Beyond the headliners — senior Antoine Laganiere (12-11–23) and Malcolm (2.36 goals against average, .922 save percentage) earned league honors this week, and junior Kenny Agostino (9-14–23) is tied for the team lead in scoring — there is another layer of players that feeds the machine as much as anyone.

“There are two forwards that have done a heck of a job for us: senior winger Josh Balch and freshman center Stu Wilson,” Allain said. “They’re the first guys over the board when we need a penalty kill, they’re two of the best skaters on our team, five-on-five they provide energy on the forecheck and they chip in the odd goal. I think their performance — although within the team has not gone unnoticed — maybe outside the team has.

“They’re not big enough to be grinders but they’re certainly a line that can make plays. They can hurt you with speed. They play as hard as they can every shift. They do all those things but grinding might not be a term I would use, if you know what I mean,” Allain said. “High-energy,” he suggested instead.

As long as the scent of past NCAA runs lingers on the breezes blowing in off Long Island Sound, so too will comparisons beg to be made between these Bulldogs and those. Allain is disinclined to remake his teams in the model of recent rosters and insists that no group nor game is ever a finished product.

“I don’t think we’re near our peak,” he said. “Our focus is to work hard at practice every day and be as good as we an be when March rolls around. That’s been our goal since Day One, and that hasn’t changed a bit. There’s definitely been improvement but there’s room for more growth.”

Is his team capable of tearing through the remainder of its ECAC schedule? Is it still, or again, a dominant force in this league?

“I don’t even think that way,” Allain said. “Right now, we’re worried about playing our best game Friday night at Cornell, and that’s God’s honest truth.”

Tuesday night roundup

Union and Harvard locked horns in Schenectady Tuesday night, and — while it’s always close in ECAC Hockey — smart money prevailed in a 4-1 Dutchmen win. The Crimson were right in the fight until the last few minutes, when Matt Wilkins’ second goal of the year put Harvard to bed. (Daniel Carr’s empty-netter, therefore, turned out the lights … or shut the door, or set the alarm system or something.
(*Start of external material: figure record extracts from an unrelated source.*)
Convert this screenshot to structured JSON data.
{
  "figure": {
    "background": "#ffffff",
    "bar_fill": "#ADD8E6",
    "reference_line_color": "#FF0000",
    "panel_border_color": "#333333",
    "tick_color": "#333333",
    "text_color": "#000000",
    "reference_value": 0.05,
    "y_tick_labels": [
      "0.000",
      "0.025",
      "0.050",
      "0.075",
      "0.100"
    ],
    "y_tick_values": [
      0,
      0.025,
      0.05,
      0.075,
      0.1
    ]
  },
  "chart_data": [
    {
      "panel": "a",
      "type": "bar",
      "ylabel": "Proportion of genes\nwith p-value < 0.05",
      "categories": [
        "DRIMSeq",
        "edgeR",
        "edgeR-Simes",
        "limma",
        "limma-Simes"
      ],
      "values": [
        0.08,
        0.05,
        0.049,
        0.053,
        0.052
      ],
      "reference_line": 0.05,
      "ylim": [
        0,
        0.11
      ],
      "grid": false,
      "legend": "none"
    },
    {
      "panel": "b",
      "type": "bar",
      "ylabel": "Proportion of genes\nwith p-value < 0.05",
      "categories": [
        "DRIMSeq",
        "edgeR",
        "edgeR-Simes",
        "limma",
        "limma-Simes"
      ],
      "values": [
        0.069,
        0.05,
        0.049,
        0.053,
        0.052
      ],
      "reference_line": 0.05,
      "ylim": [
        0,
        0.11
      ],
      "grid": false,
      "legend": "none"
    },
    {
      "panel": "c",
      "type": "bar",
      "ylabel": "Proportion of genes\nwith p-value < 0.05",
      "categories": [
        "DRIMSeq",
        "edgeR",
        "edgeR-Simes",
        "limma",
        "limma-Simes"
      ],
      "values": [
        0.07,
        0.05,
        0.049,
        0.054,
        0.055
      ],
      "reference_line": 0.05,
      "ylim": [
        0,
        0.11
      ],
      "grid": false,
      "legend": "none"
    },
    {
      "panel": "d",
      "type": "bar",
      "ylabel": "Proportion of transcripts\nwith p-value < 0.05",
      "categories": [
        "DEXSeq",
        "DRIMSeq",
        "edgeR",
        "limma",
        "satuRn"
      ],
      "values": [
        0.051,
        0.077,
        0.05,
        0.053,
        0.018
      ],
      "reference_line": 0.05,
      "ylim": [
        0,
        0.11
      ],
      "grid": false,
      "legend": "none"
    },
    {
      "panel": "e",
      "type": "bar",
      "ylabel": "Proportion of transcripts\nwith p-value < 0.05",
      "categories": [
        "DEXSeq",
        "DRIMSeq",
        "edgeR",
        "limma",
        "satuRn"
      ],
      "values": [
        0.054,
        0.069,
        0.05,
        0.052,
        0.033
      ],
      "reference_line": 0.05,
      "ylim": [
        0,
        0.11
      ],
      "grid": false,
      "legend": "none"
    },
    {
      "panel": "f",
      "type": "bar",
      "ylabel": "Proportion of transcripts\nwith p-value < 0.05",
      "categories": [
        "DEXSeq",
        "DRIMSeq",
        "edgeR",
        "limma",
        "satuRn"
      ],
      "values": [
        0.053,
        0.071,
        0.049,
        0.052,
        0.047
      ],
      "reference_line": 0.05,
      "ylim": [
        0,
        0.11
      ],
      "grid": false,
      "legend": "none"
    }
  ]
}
Extended metaphors: Some assembly required.)

The result kept Union firmly in the hunt for a first-round bye but with 13 games played, everyone else in the league has at least one or two games in hand on the Dutchmen. The loss also cemented Harvard’s cellar-dweller status, as the Crimson are a point and two games behind Colgate and St. Lawrence, who are tied for 10th.

Down in Hamden, Conn., the aforementioned Bobcats got more than they bargained for from Nutmeg State (also the Constitution State, or Provisions State, or Land of Steady Habits) foe Connecticut. The Huskies knotted the score at 1-1 late in the second period, but Connor Jones’ goal with barely four minutes left saved QU an embarrassing foray into overtime, or worse. Regardless, UConn’s tenacity could not deny Quinnipiac a 17th straight game without a loss (15-0-2).

The road doesn’t get any easier for the Q-Cats, as road games at Brown, Yale (that one had better sell out!), Cornell and Colgate await. One has to imagine that should QU’s streak hit 21, the team will be looking awfully good for a favorable NCAA seed.

Notes and such

• Dartmouth welcomed a midseason roster addition, giving a locker, jersey and the number 34 to 10-year-old Rygate, Vt., native Caleb Nelson. The founder of “Caleb Dreams of Ice Cream” created a program that benefits hospitalized children at the Children’s Hospital at Dartmouth-Hitchcock Medical Center; you can read more about the program and the Big Green’s stunning move here.

• Friday’s game between Cornell and Yale at Lynah Rink will be televised nationally on the NBC Sports Network. Dan Parkhurst and Ken Hodge will announce the action; the puck drops at 7:30 p.m. EST.